Dear Reader,
Given are three moderately difficult aptitude questions to practice for Wipro. Hope you find these questions interesting and helpful.

Question 1

Trisha and Priya talked over certain important issues for nearly one hour. After that they went to Coffee Day shop—Trisha had cold coffee and Priya asked for hot coffee. Both the drinks were charged at the same rate of Rs.75 per cup. Trisha started walking at 6 kmph towards eastern direction and Priya started walking at 5 kmph towards western direction. They started at 11 am.
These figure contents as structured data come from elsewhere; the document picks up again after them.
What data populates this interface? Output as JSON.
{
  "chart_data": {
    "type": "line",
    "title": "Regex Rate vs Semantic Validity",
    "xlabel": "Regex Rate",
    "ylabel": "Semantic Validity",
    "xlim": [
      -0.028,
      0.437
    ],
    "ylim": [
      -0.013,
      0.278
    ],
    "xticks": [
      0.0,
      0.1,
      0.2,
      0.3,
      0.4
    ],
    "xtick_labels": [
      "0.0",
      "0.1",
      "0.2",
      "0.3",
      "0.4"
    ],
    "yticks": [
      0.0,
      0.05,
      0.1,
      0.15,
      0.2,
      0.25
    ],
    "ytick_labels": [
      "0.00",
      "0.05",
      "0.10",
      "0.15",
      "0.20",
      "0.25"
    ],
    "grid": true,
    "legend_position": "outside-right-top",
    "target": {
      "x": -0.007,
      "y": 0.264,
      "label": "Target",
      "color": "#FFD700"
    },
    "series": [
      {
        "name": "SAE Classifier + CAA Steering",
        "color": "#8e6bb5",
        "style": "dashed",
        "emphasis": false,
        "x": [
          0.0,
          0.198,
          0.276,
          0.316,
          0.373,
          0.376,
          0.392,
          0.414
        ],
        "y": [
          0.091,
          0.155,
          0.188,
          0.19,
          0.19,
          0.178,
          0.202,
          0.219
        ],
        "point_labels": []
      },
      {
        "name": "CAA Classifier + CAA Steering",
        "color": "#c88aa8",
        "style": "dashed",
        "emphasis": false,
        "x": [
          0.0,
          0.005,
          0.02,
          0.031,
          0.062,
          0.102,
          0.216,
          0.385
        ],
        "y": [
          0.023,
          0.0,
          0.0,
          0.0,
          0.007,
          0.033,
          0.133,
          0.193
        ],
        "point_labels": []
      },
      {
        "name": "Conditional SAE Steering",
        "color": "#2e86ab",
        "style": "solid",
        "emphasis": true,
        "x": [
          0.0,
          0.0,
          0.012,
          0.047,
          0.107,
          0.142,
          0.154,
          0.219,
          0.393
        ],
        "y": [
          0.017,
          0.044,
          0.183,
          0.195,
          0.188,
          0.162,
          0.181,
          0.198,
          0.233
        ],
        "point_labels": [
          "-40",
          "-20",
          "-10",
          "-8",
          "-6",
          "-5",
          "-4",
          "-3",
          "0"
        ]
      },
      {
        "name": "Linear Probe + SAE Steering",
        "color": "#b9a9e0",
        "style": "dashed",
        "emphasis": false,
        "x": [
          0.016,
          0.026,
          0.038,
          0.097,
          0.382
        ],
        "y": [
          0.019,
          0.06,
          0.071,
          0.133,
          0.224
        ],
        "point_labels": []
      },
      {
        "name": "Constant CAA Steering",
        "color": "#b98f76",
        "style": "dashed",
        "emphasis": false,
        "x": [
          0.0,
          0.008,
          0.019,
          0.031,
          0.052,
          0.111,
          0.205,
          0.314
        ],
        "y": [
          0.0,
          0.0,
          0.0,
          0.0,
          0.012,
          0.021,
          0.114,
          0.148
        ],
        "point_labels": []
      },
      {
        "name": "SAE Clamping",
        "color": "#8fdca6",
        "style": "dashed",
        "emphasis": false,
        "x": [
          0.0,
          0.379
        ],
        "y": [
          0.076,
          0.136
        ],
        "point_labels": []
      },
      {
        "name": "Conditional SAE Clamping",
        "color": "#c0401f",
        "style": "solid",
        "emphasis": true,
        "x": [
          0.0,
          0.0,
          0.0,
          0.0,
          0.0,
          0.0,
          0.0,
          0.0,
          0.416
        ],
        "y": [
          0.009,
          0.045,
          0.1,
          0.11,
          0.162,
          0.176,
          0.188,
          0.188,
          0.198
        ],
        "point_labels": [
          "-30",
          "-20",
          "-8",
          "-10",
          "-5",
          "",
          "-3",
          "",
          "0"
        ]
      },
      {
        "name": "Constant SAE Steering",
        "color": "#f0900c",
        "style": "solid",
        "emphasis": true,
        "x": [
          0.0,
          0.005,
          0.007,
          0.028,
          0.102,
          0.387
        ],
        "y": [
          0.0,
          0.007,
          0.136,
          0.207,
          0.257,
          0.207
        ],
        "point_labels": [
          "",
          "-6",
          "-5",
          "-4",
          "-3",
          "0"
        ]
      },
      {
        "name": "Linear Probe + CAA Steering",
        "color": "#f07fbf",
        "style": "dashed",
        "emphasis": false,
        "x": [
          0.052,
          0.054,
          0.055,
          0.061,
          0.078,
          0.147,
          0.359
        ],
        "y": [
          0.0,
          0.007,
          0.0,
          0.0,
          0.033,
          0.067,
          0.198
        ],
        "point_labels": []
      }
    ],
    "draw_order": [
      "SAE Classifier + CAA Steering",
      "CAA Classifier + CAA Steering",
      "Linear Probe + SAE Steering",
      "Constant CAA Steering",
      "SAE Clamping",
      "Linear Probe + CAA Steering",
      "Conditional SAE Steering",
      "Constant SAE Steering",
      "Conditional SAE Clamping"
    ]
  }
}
At what time will they be 44 km apart ?

a) 3 am b) 2 pm c) 3pm d) 4 pm

Answer : c) 3 pm

Solution :

Trisha and Priya started walking in eastern and western direction respectively at 11 am.
Trisha walked at 6 kmph and Priya started walking at 5 kmph. So the relative speed is 11 kmph.
Time required to be 44 Kms apart when the relative speed is 11 Km/hr = Distance Between Them / Relative Speed = 44/11 = 4.
They will be 44 km apart after four hours from the time of starting. i.e. 3 pm. (candidates must be alert to not to mark a) 3 am as answer)

Question 2

Sundaramurthy can row at 8.5 kmph in still water and he finds it takes him thrice as long to row up as to row down the river. Find the speed of river in kmph.

a) 3.25 km/hr b) 5.25 km/hr c) 2.75 km/hr d) 4.25 km/hr

Answer : d) 4.25 km/hr

Solution :

Let the speed of the river be c.
His speed when rowing down = 8.5 + c
His speed when rowing up = 8.5 - c
In the question it has been given that "it takes him thrice as long to row up as to row down the river". This means the time taken for him to row up is 3 times the time taken for him to row down. In other words, his overall speed when rowing down will be 3 times greater than his overall speed when rowing up.

Let the time taken for upstream be Tup and for downstream be Tdown.
Tup = 3 x Tdown
Tdown / Tup = 1 / 3
Speed Up = Distance / Time Up
Speed Down = Distance / Time Down
Speed Up / Speed Down = Time Down / Time Up

8.5 - c / 8.5 + c = 1 / 3
8.5 + c = (8.5 - c) 3
8.5 + c = 25.5 - 3c
c + 3c = 25.5 – 8.5 = 17
4c = 17
c = 4.25 km/hr

Question 3

In a software company employees arranged for a picnic. At the planning stage it was found that per employee share of the total cost would be same as the number of enlisted employees. However, on the day of picnic the number of employees who were present was 20 less than the enlisted number. Consequently, per employee share shot up by 20%. What was the number of employees who had enlisted initially? How much did each employee pay finally?

a) 120, Rs.172.80 b) 100, Rs.172.80 c) 120, Rs.144 d) none of these.

Answer : c) 120, Rs.144

Solution :

Let the number of employees initially be n
From the question, the Cost per Employee = n (as it is given that "employee share of the total cost would be same as the number of enlisted employees")
Hence total cost = Cost per Employee x Number of Employees = n x n = n²
Twenty employees did not turn up and hence those participating in picnic = (n – 20). Hence the cost of n² has to be shared by the present (n - 20) employees.
Total cost per employee will be n² / (n-20)
This is to be given to be 20% more than the original figure.

So, n² / (n-20) = (120/100) n
n² = 1.20 n (n-20)
Dividing by n on both sides,
n = 1.2 (n - 20)
n = 1.2n - 24
24 = 0.2n
120 = n
Initial amount planned to be paid by each employee = n = Rs.120
Final and actual amount paid by each employee = n² / (n-20) = 14400/100 = Rs. 144.